8) Locking strategy optimized for write-heavy workloads

What Gorilla did:

Use short-lived RW spinlocks for the index structures.
Use tiny per-series locks so writes don't contend globally.
Copy pointers / page lists out of critical sections.

Why we want it:

Mu currently risks query/write contention if a query holds a large read lock while aggregating.

Mu adaptation:

Introduce sharded locks (N-way) for the series catalog and block stores.
Store per-series block lists behind a small lock, or use append-only + atomic swap techniques.
Ensure the query path can snapshot references quickly and release locks before aggregating.

Phase:

MVP-next (this is the highest leverage for "never drop" under query load).
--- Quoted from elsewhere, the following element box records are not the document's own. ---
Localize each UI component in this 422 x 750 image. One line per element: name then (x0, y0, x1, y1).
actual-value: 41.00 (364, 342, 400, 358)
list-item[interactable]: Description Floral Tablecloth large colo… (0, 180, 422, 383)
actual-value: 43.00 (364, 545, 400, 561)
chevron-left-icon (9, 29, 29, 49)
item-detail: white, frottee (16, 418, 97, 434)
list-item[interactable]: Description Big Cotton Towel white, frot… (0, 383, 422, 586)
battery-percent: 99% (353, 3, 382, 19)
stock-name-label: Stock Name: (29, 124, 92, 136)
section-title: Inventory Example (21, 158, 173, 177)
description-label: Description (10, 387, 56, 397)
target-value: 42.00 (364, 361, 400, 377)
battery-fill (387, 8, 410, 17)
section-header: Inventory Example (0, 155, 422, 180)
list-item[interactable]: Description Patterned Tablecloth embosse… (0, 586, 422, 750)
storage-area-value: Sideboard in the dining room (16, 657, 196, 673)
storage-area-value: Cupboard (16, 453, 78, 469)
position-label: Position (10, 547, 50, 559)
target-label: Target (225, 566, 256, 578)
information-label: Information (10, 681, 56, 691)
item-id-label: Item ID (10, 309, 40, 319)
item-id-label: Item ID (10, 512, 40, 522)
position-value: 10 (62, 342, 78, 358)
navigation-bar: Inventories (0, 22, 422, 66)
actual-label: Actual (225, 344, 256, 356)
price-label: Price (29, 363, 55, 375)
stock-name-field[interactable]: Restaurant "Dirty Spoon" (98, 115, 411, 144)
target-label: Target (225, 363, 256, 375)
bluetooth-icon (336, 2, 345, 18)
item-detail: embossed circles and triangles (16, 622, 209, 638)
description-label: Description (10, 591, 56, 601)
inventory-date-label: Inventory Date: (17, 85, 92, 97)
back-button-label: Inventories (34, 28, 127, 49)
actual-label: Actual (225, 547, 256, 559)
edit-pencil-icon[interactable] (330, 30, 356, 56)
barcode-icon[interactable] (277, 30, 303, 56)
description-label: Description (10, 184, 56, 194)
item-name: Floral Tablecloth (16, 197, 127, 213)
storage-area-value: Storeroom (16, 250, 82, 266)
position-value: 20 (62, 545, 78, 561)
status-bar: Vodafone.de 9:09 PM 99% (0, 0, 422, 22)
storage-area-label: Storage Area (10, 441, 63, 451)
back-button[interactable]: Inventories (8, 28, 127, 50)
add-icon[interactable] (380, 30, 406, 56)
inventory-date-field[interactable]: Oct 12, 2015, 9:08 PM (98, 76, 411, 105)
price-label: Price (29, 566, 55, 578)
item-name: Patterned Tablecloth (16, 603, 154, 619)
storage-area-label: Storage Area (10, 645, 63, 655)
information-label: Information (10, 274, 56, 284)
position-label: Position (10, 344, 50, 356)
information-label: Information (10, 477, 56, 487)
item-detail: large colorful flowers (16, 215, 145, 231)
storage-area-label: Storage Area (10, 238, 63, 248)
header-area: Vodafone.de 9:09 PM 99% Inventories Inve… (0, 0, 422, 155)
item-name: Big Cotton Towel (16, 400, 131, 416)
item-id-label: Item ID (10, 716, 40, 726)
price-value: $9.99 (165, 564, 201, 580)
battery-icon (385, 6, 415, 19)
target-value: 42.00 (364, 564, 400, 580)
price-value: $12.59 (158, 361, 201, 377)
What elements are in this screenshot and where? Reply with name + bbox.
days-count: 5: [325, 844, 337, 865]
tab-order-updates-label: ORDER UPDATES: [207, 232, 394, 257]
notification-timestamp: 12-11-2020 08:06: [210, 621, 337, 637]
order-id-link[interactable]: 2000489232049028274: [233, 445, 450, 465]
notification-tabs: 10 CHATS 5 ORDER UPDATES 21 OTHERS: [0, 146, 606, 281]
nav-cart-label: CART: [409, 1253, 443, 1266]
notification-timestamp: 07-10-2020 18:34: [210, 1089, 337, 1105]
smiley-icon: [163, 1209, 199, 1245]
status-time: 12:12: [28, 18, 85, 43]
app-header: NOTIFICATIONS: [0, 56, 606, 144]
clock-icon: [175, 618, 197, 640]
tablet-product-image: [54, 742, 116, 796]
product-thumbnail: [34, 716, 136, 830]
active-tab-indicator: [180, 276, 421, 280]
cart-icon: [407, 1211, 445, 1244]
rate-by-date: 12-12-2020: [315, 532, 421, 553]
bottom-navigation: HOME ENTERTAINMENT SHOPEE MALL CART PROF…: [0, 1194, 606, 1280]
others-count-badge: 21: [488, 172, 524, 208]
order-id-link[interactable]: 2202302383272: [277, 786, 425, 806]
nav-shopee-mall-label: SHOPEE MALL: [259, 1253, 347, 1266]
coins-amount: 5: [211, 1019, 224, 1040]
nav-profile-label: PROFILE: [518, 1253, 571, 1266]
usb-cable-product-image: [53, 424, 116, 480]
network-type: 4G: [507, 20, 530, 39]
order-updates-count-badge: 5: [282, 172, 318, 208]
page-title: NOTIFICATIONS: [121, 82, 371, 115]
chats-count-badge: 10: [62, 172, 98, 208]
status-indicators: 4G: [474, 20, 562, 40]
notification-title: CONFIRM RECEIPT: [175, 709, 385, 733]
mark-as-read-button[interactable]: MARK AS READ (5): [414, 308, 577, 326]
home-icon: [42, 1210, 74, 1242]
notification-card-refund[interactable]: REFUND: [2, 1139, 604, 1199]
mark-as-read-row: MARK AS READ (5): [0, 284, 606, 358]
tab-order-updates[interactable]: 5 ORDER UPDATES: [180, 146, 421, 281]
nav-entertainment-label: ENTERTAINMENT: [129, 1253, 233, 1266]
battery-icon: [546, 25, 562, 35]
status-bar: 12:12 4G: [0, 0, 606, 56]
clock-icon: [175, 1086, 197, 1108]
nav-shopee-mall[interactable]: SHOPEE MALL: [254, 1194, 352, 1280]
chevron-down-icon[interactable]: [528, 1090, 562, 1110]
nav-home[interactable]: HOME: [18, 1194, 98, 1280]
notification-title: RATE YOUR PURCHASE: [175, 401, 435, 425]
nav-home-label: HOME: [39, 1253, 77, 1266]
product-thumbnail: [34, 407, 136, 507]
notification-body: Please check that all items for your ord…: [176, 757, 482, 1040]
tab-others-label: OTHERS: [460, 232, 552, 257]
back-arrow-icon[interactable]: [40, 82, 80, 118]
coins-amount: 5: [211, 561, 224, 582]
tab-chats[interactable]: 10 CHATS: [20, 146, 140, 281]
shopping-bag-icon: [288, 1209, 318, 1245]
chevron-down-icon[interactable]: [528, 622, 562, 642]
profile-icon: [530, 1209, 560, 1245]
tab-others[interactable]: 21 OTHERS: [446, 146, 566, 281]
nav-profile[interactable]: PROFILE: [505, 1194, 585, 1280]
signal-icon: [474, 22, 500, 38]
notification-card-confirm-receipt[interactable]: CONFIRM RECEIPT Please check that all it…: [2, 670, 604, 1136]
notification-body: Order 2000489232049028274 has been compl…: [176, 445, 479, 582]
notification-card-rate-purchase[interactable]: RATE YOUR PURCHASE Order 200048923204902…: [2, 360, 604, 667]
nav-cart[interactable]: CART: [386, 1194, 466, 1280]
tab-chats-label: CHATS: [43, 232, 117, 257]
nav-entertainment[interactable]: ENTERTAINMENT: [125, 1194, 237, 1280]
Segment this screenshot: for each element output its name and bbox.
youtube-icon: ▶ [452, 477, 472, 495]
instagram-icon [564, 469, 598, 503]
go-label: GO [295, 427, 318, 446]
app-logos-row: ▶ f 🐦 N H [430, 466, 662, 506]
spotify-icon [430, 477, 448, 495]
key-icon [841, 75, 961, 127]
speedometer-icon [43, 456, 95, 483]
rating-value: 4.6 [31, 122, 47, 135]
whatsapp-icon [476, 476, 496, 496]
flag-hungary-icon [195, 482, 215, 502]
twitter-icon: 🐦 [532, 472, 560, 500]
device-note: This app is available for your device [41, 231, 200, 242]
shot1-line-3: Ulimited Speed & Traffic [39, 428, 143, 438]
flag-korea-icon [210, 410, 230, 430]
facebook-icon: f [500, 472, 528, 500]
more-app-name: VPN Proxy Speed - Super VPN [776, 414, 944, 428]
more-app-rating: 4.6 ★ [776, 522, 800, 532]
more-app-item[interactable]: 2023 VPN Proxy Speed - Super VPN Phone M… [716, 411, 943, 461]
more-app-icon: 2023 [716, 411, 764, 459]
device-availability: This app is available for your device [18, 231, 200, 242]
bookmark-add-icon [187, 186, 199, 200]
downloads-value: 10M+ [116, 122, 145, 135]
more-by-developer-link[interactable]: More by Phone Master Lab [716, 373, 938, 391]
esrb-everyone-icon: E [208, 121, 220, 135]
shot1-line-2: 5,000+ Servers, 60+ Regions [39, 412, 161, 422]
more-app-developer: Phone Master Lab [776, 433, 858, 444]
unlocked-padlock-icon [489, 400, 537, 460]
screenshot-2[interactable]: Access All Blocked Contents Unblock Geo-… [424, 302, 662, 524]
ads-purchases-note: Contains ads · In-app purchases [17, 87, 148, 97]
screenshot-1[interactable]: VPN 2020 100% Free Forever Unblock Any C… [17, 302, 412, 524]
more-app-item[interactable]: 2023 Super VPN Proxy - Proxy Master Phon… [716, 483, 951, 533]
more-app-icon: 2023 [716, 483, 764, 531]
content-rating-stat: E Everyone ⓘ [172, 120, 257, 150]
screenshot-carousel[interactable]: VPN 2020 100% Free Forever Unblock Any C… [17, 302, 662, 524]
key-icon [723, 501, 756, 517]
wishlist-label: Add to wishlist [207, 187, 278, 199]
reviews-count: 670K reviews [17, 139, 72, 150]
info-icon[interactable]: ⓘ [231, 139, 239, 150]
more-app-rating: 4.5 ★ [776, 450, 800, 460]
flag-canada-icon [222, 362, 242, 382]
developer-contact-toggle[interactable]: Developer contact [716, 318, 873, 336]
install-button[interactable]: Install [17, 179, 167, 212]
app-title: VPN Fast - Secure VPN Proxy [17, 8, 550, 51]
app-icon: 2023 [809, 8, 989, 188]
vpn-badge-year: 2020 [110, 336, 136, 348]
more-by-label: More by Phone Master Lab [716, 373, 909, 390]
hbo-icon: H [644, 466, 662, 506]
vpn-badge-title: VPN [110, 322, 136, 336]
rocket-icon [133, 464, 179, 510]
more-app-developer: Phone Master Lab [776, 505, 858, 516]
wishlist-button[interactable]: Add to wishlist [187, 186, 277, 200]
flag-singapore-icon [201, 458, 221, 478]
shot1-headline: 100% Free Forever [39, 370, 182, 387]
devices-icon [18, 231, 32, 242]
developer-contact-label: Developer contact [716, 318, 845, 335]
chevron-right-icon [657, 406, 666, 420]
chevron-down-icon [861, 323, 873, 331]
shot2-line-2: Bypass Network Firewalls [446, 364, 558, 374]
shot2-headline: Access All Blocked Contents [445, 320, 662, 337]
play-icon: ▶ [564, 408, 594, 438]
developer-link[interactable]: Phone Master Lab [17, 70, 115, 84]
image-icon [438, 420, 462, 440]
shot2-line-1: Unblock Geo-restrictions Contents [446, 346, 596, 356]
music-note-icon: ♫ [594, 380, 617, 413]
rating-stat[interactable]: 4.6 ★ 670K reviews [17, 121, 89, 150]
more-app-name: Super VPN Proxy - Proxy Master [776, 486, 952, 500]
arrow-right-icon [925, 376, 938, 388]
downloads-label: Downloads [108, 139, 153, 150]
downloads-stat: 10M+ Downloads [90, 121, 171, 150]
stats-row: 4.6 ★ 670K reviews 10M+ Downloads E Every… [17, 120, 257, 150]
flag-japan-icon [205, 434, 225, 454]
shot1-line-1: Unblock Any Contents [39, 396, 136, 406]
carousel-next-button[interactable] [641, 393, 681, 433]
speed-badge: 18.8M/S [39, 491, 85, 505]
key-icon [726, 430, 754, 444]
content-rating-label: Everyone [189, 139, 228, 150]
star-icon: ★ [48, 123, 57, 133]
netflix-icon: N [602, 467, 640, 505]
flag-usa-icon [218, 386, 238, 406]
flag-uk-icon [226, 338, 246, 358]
9) Per-shard persistence format (key dictionary + id-tagged append log + checkpoints)

What Gorilla did:

Per-shard directory.
A key list mapping string->int id.
An append-only log interleaving series updates tagged by 32-bit id.
Periodic complete-block files and checkpoint files for crash recovery validation.

Why we want it:

Better replay time than scanning a monolithic WAL of JSON lines.
Smaller on-disk footprint and faster warm start.

Mu adaptation:

Evolve from JSONL WAL to a binary format:
- keys.bin or keys.json mapping series key -> id
- wal.bin id-tagged record stream
- checkpoint.bin with last-good offsets and CRCs
- Optional blocks/ files for closed blocks and compaction outputs
Keep "idempotent request_id" semantics independent of the storage encoding.

Phase:

v1 for binary WAL + checkpointing.
v2 for compaction and block files.

10) Ops model: dual region redundancy, shard assignment, client buffering, partial results

What Gorilla did:

Two independent regional instances and write replication to both.
Paxos-based shard assignment.
Clients buffer during shard moves.
Partial results semantics in queries.

Why we want it:

This is the path to "never drop a metric" at infrastructure scale.

Mu adaptation:

Define the contracts now even if we do not implement the full system:
- Replication protocol between peers.
- Shard ownership and reassignment model.
- Query response includes completeness metadata.

Phase:

v2+ (design first, implement later).

Additional Gorilla-derived features to consider

11) Hot-window cache with long-term source of truth

What Gorilla did:

Keep the most recent ~26 hours in memory.
Store long-term data elsewhere (HBase in their case).